2. The Brick-and-Mortar Experience Will Influence Online Sales
The digital world has been affecting brick-and-mortar purchases for years, serving as everything from a product research resource to a place to generate social media buzz. This holiday season, Salesforce expects the trend to reverse — six out of 10 digital orders will be influenced by the physical store. At the center of this transformation is the associate, who plays a huge role in assuring customers that they’re making the right purchase.
“The store associate, the most important brand ambassador, has become a key driver for digital sales,” said Garf. “Why? Because stores are fulfilling online orders and many consumers want to buy with confidence online and pick it up with the convenience in and around the store.”

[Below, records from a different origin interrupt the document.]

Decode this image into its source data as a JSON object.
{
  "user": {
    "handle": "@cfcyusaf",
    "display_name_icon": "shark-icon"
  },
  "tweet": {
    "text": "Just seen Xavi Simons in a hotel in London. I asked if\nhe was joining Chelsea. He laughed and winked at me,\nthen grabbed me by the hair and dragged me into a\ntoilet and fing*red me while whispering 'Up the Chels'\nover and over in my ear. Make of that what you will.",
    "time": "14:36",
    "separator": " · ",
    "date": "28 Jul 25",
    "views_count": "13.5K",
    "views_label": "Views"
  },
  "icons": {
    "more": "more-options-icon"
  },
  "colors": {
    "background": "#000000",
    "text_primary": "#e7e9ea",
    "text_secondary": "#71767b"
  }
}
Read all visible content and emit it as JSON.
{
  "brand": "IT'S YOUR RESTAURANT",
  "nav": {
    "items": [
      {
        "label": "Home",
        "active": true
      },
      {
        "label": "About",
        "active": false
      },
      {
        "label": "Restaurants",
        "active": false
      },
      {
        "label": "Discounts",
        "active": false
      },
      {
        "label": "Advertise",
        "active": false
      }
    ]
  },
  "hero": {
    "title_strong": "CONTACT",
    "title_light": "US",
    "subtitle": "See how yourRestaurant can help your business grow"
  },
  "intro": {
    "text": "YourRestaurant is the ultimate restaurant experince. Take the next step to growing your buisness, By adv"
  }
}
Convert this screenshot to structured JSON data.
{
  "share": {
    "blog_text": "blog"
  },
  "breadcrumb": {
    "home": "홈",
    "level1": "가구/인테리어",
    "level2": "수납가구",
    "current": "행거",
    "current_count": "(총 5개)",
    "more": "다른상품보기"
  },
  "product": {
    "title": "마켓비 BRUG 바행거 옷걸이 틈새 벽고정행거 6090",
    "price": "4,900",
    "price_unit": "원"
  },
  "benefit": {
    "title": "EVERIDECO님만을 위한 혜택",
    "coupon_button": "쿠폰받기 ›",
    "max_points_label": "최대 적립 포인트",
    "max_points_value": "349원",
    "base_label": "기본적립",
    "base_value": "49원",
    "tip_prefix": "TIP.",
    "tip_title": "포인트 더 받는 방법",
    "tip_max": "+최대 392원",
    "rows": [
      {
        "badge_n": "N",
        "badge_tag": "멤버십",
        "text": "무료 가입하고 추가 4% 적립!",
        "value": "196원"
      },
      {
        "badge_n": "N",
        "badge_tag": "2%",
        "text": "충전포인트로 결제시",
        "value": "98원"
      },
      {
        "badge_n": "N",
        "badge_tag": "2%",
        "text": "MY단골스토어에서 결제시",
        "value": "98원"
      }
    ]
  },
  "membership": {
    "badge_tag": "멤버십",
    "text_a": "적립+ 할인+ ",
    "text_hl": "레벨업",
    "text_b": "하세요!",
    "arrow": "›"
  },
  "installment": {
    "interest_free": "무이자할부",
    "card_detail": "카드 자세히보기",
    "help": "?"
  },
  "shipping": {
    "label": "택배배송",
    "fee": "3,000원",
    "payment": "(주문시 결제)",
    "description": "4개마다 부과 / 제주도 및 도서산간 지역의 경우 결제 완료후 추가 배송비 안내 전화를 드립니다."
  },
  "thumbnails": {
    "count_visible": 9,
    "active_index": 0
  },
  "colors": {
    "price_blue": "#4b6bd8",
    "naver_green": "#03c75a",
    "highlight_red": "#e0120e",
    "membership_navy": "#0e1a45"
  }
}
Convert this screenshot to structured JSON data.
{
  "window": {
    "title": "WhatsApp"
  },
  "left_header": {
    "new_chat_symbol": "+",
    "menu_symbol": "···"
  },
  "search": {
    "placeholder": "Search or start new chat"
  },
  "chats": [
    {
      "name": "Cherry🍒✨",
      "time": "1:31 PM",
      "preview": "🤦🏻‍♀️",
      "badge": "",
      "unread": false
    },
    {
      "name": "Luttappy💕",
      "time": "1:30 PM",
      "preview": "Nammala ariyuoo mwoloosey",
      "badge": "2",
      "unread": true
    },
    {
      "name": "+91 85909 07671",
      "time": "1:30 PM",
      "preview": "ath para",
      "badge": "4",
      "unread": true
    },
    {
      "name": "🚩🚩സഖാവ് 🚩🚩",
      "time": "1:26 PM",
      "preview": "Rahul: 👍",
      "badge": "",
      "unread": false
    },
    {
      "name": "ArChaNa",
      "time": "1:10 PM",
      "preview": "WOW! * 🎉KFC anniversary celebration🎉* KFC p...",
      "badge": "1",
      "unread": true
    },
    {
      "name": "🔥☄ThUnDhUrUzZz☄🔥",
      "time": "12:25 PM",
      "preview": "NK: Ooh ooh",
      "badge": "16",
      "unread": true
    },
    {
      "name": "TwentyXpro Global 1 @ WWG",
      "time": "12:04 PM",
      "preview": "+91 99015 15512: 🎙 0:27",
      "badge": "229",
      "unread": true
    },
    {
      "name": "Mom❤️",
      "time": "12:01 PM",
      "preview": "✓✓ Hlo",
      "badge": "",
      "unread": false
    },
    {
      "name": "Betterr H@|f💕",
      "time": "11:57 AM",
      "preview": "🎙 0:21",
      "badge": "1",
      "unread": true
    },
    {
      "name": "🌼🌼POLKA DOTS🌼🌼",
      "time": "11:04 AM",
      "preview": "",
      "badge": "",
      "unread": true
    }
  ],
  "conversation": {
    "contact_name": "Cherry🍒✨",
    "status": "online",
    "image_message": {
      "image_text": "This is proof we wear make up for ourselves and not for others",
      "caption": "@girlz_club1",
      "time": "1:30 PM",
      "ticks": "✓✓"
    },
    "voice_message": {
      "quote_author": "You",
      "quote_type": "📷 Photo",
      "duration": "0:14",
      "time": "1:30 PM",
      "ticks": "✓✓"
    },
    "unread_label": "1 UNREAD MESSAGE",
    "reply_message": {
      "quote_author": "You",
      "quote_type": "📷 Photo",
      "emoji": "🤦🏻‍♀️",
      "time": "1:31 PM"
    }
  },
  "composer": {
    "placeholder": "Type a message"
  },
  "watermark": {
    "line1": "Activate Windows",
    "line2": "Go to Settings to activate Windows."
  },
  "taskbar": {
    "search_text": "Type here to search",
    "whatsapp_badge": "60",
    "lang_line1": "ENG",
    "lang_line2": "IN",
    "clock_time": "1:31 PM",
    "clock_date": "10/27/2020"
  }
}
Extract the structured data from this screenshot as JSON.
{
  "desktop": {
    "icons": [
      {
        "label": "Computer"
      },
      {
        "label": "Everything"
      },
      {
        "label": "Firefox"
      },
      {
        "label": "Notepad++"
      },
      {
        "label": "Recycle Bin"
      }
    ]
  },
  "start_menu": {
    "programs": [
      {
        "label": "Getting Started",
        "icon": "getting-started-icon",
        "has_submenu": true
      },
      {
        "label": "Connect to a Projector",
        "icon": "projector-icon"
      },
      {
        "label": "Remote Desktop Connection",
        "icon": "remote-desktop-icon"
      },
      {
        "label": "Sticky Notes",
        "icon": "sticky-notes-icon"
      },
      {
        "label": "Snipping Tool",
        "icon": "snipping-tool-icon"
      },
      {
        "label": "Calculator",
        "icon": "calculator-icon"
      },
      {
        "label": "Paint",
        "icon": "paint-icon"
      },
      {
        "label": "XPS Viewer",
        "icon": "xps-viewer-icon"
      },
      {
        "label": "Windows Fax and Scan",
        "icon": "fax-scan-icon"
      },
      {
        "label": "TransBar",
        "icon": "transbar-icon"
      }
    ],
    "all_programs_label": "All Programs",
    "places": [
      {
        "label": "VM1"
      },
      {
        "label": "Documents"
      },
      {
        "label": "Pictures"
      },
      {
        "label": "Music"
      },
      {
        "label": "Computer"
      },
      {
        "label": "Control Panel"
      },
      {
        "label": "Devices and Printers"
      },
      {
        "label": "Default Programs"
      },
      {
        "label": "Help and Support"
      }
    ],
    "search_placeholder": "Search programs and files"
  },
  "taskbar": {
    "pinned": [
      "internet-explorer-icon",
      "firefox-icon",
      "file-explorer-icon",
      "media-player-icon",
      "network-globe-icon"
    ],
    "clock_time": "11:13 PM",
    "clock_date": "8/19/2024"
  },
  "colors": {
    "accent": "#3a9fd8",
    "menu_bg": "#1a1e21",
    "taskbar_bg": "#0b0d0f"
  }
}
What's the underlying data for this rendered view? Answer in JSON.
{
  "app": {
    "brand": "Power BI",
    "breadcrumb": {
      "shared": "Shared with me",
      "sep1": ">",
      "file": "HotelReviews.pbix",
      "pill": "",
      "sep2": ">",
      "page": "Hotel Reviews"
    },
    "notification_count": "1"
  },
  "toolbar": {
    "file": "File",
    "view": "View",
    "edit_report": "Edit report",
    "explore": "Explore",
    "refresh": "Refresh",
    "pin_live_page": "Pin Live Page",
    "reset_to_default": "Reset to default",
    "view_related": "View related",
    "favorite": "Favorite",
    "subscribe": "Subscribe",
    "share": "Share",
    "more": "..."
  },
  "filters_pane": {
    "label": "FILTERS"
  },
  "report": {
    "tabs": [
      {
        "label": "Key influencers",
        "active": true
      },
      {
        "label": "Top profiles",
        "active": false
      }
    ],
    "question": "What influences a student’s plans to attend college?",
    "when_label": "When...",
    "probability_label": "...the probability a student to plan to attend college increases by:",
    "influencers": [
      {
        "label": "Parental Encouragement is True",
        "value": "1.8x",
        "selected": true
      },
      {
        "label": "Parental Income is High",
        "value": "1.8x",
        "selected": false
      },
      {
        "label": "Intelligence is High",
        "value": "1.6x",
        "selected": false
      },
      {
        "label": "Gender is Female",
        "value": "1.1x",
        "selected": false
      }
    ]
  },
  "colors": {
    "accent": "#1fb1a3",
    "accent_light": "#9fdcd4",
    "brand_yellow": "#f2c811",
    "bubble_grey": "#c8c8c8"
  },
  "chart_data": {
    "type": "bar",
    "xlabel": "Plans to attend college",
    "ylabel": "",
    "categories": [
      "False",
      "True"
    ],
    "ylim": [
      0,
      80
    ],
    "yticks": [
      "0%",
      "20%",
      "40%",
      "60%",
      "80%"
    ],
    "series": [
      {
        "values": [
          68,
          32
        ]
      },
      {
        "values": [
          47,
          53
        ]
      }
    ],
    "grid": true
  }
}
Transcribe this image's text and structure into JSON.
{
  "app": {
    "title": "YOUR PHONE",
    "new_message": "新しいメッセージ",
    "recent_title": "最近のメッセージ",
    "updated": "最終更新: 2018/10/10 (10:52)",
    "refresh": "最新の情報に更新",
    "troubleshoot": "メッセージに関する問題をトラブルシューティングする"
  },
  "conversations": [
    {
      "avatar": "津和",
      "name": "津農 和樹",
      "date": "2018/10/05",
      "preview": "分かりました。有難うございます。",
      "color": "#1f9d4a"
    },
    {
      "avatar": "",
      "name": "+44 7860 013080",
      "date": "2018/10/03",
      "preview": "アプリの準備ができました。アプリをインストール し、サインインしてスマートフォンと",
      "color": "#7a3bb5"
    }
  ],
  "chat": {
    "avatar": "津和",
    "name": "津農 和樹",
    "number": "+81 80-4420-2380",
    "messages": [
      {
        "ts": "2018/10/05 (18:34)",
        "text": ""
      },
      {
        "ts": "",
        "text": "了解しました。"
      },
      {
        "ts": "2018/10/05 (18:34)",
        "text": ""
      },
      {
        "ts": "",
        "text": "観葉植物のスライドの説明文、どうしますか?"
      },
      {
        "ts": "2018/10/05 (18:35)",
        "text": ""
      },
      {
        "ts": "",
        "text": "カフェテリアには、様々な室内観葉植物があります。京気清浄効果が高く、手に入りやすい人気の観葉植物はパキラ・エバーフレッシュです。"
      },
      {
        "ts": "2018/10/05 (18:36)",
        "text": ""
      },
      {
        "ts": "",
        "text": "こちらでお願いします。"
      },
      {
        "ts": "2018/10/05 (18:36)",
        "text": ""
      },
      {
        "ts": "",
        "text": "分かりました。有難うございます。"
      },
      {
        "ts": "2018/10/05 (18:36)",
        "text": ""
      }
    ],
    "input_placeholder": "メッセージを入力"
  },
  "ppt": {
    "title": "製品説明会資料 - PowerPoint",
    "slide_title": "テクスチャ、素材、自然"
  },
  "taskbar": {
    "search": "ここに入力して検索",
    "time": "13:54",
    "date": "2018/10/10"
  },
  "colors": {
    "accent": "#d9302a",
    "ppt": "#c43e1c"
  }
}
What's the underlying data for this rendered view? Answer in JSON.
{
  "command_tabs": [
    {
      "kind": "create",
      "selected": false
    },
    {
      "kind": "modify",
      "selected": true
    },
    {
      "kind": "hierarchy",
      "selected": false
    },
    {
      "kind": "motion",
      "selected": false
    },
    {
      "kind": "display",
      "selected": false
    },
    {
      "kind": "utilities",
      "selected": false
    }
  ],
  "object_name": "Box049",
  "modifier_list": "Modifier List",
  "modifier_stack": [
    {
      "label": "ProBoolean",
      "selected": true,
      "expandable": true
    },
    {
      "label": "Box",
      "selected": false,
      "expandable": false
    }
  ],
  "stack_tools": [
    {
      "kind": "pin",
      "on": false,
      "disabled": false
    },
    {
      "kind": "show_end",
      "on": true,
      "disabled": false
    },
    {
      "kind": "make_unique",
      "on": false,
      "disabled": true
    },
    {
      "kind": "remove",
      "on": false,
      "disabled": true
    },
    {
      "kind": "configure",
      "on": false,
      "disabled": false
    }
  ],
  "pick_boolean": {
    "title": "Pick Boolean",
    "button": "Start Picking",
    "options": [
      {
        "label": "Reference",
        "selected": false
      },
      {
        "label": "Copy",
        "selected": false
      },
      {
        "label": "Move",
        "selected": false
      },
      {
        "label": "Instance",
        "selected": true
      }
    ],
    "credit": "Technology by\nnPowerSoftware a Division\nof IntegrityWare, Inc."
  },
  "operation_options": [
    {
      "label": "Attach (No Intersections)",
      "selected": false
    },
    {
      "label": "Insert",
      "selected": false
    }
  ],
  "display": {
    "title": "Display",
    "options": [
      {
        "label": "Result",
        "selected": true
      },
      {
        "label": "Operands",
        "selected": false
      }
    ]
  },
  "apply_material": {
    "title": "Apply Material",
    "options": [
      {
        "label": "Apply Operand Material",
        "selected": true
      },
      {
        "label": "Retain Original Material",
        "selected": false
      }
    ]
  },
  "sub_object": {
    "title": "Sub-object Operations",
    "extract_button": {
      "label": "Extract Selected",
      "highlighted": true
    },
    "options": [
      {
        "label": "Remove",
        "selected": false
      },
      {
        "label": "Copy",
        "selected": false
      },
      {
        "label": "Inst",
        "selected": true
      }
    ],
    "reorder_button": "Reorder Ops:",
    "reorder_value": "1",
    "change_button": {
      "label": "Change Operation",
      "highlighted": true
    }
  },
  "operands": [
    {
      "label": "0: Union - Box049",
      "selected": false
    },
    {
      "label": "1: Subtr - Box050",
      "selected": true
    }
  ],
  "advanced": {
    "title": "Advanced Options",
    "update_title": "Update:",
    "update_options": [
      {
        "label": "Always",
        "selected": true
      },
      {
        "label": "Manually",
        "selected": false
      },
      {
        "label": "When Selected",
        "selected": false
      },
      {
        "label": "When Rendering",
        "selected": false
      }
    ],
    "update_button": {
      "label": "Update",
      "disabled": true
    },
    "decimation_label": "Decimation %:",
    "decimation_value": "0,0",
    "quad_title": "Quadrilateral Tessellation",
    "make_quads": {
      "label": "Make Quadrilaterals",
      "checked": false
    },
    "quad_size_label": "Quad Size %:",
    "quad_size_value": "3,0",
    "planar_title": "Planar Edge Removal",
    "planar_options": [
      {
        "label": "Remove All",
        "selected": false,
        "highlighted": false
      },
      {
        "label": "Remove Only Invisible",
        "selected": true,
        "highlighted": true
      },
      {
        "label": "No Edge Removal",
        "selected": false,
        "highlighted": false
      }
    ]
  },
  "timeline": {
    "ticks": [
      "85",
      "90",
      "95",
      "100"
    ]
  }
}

1. Black Friday Will be the Day of BOPIS
The labor shortage is going to be one of the defining challenges of this holiday season, and it will have its biggest impact on the year’s biggest shopping holiday. Cooped-up customers want to get outside in a safe environment, and manpower-starved retailers want to avoid labor-intensive last mile fulfillment. Buy online, pick up in-store (BOPIS) and curbside options will be beneficial for everyone, and retailers will push these services on the busiest days.
“We’re going to see retailers running Black Friday deals focused on promoting digital and omnichannel at least as much as in-store,” said Publicis Sapient’s Anderson. “From a profitability standpoint, there’s not a huge upside comparison between walking into the store or choosing curbside as long as it’s fulfilled through the store, so you’re going to see retailers push on that. Shipping is another matter, of course — deliveries add a lot of costs, so I expect that retailers will try to encourage consumers to pick up from the store as much as possible.”